Benign Paroxysmal Positional Vertigo (BPPV)

BPPV is a common clinical disorder of balance, which is characterized by recurrent vertigo spells that are brief in nature (usually 10-60 seconds) and are most often triggered by certain head positions.  Benign, in medical terms, means it is not threatening to life. Paroxysmal means it comes with a rapid and sudden onset or increase in symptoms.

BPPV is the most common cause of recurrent vertigo.  The cause of BPPV is proposed to be calcium carbonate crystals (termed otoconia, otoliths, canaliths or ‘ear rocks’) within the semicircular canals of the inner ear. In normal circumstances these crystals are located within the utricle and saccule of the ear but in BPPV it is thought that these crystals dislodge and migrate to the semicircular canals of the ear.  The cause of this dislodgement is postulated to be a number of possible reasons such as an ear or head injury, an ear infection or surgery, or from natural degeneration of the inner ear structures.  Often, however, a direct cause cannot be identified.

The otoconia settle in one spot in the canal when the head is still.  The most common canal for settlement is in the posterior semicircular canal. A sudden change in head position, often brought on by activities such as rolling over in bed, getting out of bed, bending over, or looking upwards, causes the crystals to shift.

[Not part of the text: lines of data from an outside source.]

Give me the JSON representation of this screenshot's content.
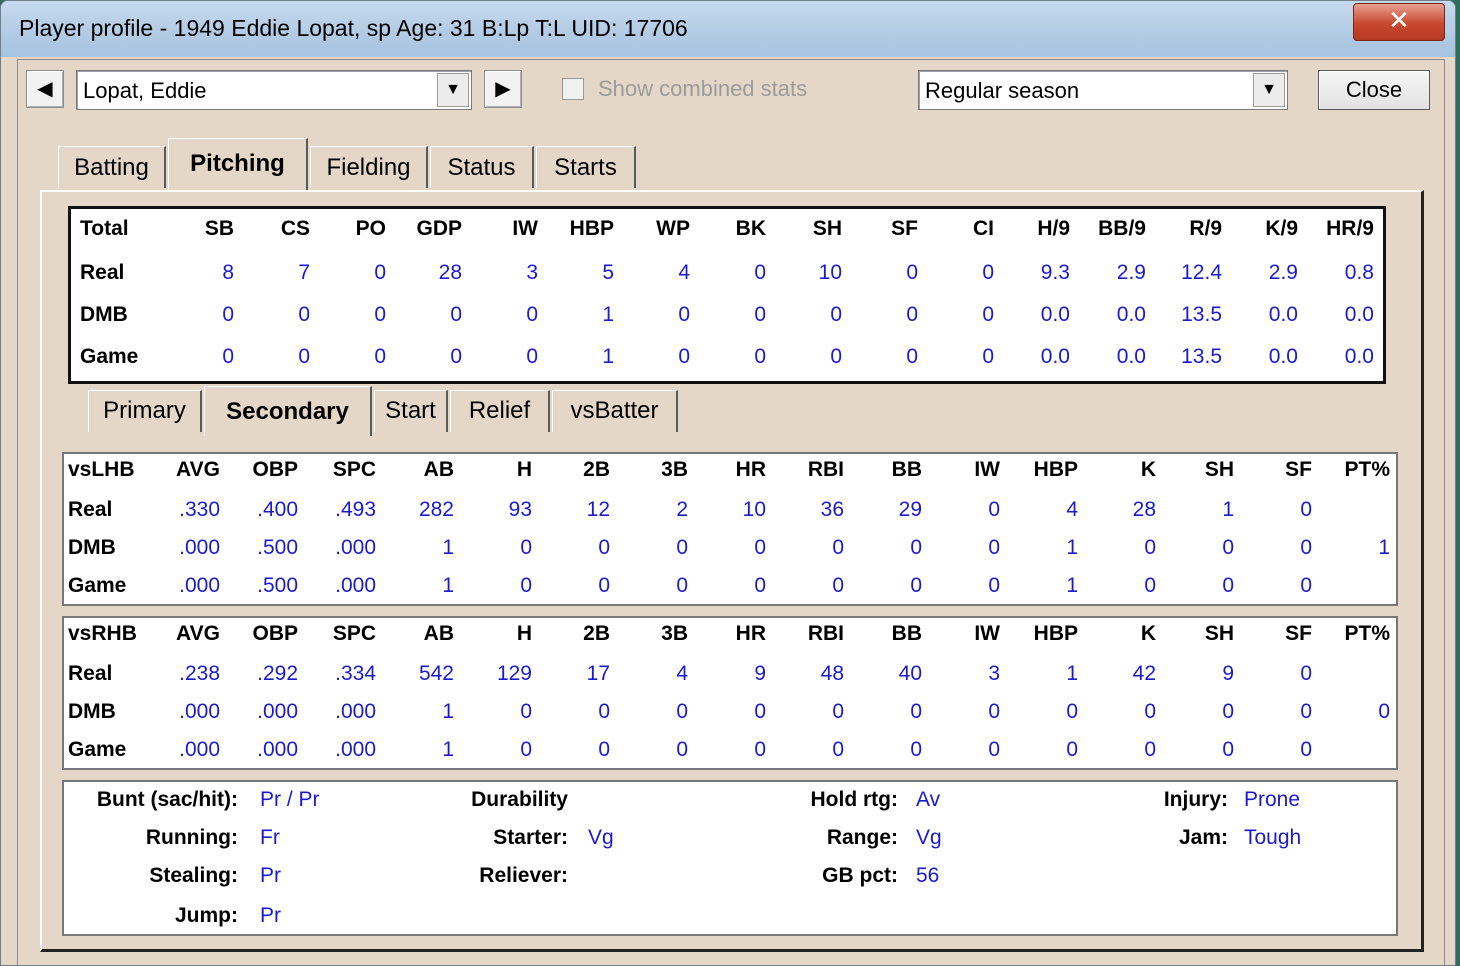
{
  "window": {
    "title": "Player profile - 1949 Eddie Lopat, sp  Age: 31  B:Lp  T:L  UID: 17706",
    "close_glyph": "✕"
  },
  "toolbar": {
    "player_select": "Lopat, Eddie",
    "show_combined_label": "Show combined stats",
    "season_select": "Regular season",
    "close_label": "Close"
  },
  "main_tabs": [
    {
      "label": "Batting"
    },
    {
      "label": "Pitching"
    },
    {
      "label": "Fielding"
    },
    {
      "label": "Status"
    },
    {
      "label": "Starts"
    }
  ],
  "totals_table": {
    "headers": [
      "Total",
      "SB",
      "CS",
      "PO",
      "GDP",
      "IW",
      "HBP",
      "WP",
      "BK",
      "SH",
      "SF",
      "CI",
      "H/9",
      "BB/9",
      "R/9",
      "K/9",
      "HR/9"
    ],
    "rows": [
      [
        "Real",
        "8",
        "7",
        "0",
        "28",
        "3",
        "5",
        "4",
        "0",
        "10",
        "0",
        "0",
        "9.3",
        "2.9",
        "12.4",
        "2.9",
        "0.8"
      ],
      [
        "DMB",
        "0",
        "0",
        "0",
        "0",
        "0",
        "1",
        "0",
        "0",
        "0",
        "0",
        "0",
        "0.0",
        "0.0",
        "13.5",
        "0.0",
        "0.0"
      ],
      [
        "Game",
        "0",
        "0",
        "0",
        "0",
        "0",
        "1",
        "0",
        "0",
        "0",
        "0",
        "0",
        "0.0",
        "0.0",
        "13.5",
        "0.0",
        "0.0"
      ]
    ]
  },
  "sub_tabs": [
    {
      "label": "Primary"
    },
    {
      "label": "Secondary"
    },
    {
      "label": "Start"
    },
    {
      "label": "Relief"
    },
    {
      "label": "vsBatter"
    }
  ],
  "vs_lhb": {
    "headers": [
      "vsLHB",
      "AVG",
      "OBP",
      "SPC",
      "AB",
      "H",
      "2B",
      "3B",
      "HR",
      "RBI",
      "BB",
      "IW",
      "HBP",
      "K",
      "SH",
      "SF",
      "PT%"
    ],
    "rows": [
      [
        "Real",
        ".330",
        ".400",
        ".493",
        "282",
        "93",
        "12",
        "2",
        "10",
        "36",
        "29",
        "0",
        "4",
        "28",
        "1",
        "0",
        ""
      ],
      [
        "DMB",
        ".000",
        ".500",
        ".000",
        "1",
        "0",
        "0",
        "0",
        "0",
        "0",
        "0",
        "0",
        "1",
        "0",
        "0",
        "0",
        "1"
      ],
      [
        "Game",
        ".000",
        ".500",
        ".000",
        "1",
        "0",
        "0",
        "0",
        "0",
        "0",
        "0",
        "0",
        "1",
        "0",
        "0",
        "0",
        ""
      ]
    ]
  },
  "vs_rhb": {
    "headers": [
      "vsRHB",
      "AVG",
      "OBP",
      "SPC",
      "AB",
      "H",
      "2B",
      "3B",
      "HR",
      "RBI",
      "BB",
      "IW",
      "HBP",
      "K",
      "SH",
      "SF",
      "PT%"
    ],
    "rows": [
      [
        "Real",
        ".238",
        ".292",
        ".334",
        "542",
        "129",
        "17",
        "4",
        "9",
        "48",
        "40",
        "3",
        "1",
        "42",
        "9",
        "0",
        ""
      ],
      [
        "DMB",
        ".000",
        ".000",
        ".000",
        "1",
        "0",
        "0",
        "0",
        "0",
        "0",
        "0",
        "0",
        "0",
        "0",
        "0",
        "0",
        "0"
      ],
      [
        "Game",
        ".000",
        ".000",
        ".000",
        "1",
        "0",
        "0",
        "0",
        "0",
        "0",
        "0",
        "0",
        "0",
        "0",
        "0",
        "0",
        ""
      ]
    ]
  },
  "attributes": {
    "col1": [
      {
        "label": "Bunt (sac/hit):",
        "value": "Pr / Pr"
      },
      {
        "label": "Running:",
        "value": "Fr"
      },
      {
        "label": "Stealing:",
        "value": "Pr"
      },
      {
        "label": "Jump:",
        "value": "Pr"
      }
    ],
    "col2": [
      {
        "label": "Durability",
        "value": ""
      },
      {
        "label": "Starter:",
        "value": "Vg"
      },
      {
        "label": "Reliever:",
        "value": ""
      }
    ],
    "col3": [
      {
        "label": "Hold rtg:",
        "value": "Av"
      },
      {
        "label": "Range:",
        "value": "Vg"
      },
      {
        "label": "GB pct:",
        "value": "56"
      }
    ],
    "col4": [
      {
        "label": "Injury:",
        "value": "Prone"
      },
      {
        "label": "Jam:",
        "value": "Tough"
      }
    ]
  }
}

This shift in turn sends false signals to the brain about equilibrium, and triggers the vertigo.

Vertigo due to BPPV can be severe and accompanied by nausea. The attacks can occur seemingly for no reason and then disappear for weeks or months before returning again. Generally BPPV affects only one ear and although it can occur at any age it is often seen in patients over the age of 60 and more often in women. Nystagmus is usually present.

Meniere's Disease

Meniere's disease is a chronic incurable vestibular disorder characterized by symptoms of episodic severe vertigo, fluctuating hearing loss, ear ‘fullness’ and/or ringing in the ear (tinnitus), and nystagmus.

This disease derives its name from a French Physician, Prosper Meniere, who theorized in the late 1800’s about the cause of this repertoire of symptoms, which he noted in many of his patients.

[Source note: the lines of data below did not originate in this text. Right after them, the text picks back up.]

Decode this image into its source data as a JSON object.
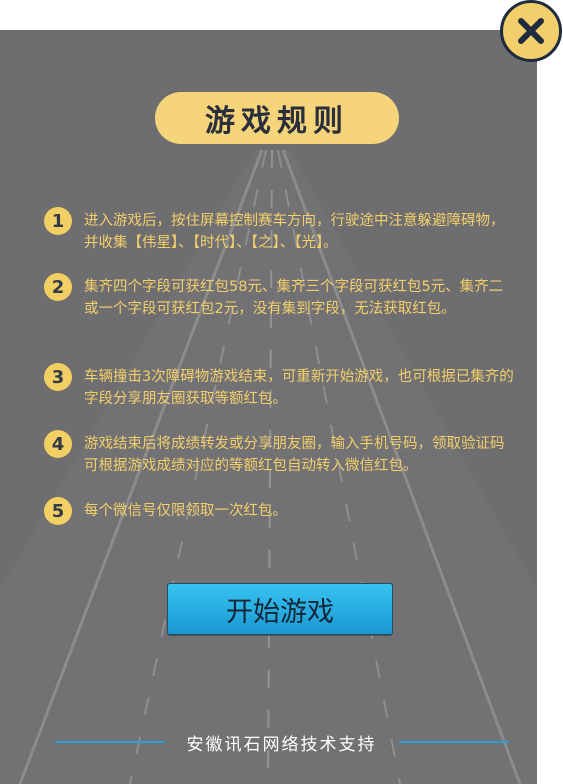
{
  "title": "游戏规则",
  "rules": [
    {
      "num": "1",
      "text": "进入游戏后，按住屏幕控制赛车方向，行驶途中注意躲避障碍物，并收集【伟星】、【时代】、【之】、【光】。"
    },
    {
      "num": "2",
      "text": "集齐四个字段可获红包58元、集齐三个字段可获红包5元、集齐二或一个字段可获红包2元，没有集到字段，无法获取红包。"
    },
    {
      "num": "3",
      "text": "车辆撞击3次障碍物游戏结束，可重新开始游戏，也可根据已集齐的字段分享朋友圈获取等额红包。"
    },
    {
      "num": "4",
      "text": "游戏结束后将成绩转发或分享朋友圈，输入手机号码，领取验证码可根据游戏成绩对应的等额红包自动转入微信红包。"
    },
    {
      "num": "5",
      "text": "每个微信号仅限领取一次红包。"
    }
  ],
  "start_button": "开始游戏",
  "footer": "安徽讯石网络技术支持",
  "icons": {
    "close": "close-icon"
  },
  "colors": {
    "panel": "#6e6e70",
    "accent": "#f3cf6b",
    "button": "#1a98d3"
  }
}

The exact cause of Meniere’s disease is still not certain but it is theorized that it is due to an abnormal amount of endolymph fluid collecting in the inner ear and/or an abnormal buildup of potassium in the inner ear.  

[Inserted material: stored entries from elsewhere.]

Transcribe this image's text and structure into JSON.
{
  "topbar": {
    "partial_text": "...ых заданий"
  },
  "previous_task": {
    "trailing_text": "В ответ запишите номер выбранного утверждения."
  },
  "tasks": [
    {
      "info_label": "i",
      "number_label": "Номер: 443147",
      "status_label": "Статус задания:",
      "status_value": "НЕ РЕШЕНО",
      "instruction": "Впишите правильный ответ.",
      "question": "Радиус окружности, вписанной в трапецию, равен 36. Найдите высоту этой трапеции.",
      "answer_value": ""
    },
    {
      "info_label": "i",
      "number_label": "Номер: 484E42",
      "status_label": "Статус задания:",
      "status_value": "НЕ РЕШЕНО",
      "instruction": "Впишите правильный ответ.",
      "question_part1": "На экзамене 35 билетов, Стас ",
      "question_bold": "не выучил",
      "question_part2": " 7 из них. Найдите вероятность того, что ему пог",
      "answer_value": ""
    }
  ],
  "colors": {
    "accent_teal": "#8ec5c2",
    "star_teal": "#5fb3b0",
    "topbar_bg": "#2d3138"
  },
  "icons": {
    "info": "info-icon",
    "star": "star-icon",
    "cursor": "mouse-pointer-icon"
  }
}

Early-stage acute attacks of Meniere’s disease vary in their length anywhere from 20 minutes to 24 hours. The attacks can occur regularly within a week or may be separated by weeks or months. Other symptoms may coincide with the attack such as anxiety, diarrhea, trembling, blurry vision, nausea and vomiting, cold sweats, and a rapid pulse or heart palpitations.  Following the attacks patients often feel extreme tiredness, which requires many hours of rest to recover.  For some patients time between attacks may be symptom free but other patients report ongoing related symptoms even between attacks.

Vestibular Labyrinthitis or Neuronitis

Vestibular labyrinthitis or neuronitis is an inflammation of the inner ear or its associated nerve (the vestibular portion of the vestibulocochlear nerve), which causes vertigo.  Hearing may also be affected if the inflammation also affects the cochlear portion of the nerve.

The vertigo caused by vestibular neuronitis or labyrinthitis is of a sudden onset and can be mild or extremely severe. Nausea, vomiting, unsteadiness, decreased concentration, nystagmus and impaired vision may also occur. Most often the infections that cause inflammation of the inner ear or the vestibulocochlear nerve are viral in nature as opposed to bacterial. Proper diagnosis in regards to it being viral or bacterial is important in order to provide the most effective and appropriate treatment.

Acoustic Neuroma

An acoustic neuroma is a benign (non-cancerous) tumour on the vestibulocochlear nerve. Early symptoms are related to loss of hearing in the affected ear, ringing in the ear (tinnitus), dizziness, and a feeling of fullness in the ear. The tumour is slow growing so symptoms come on gradually and may be easily overlooked in the early stages. As the tumour grows it may push on other nerves in the area and symptoms such as headaches or pain and numbness in the face may appear.  Vertigo or other balance issues may arise with growth of the tumour.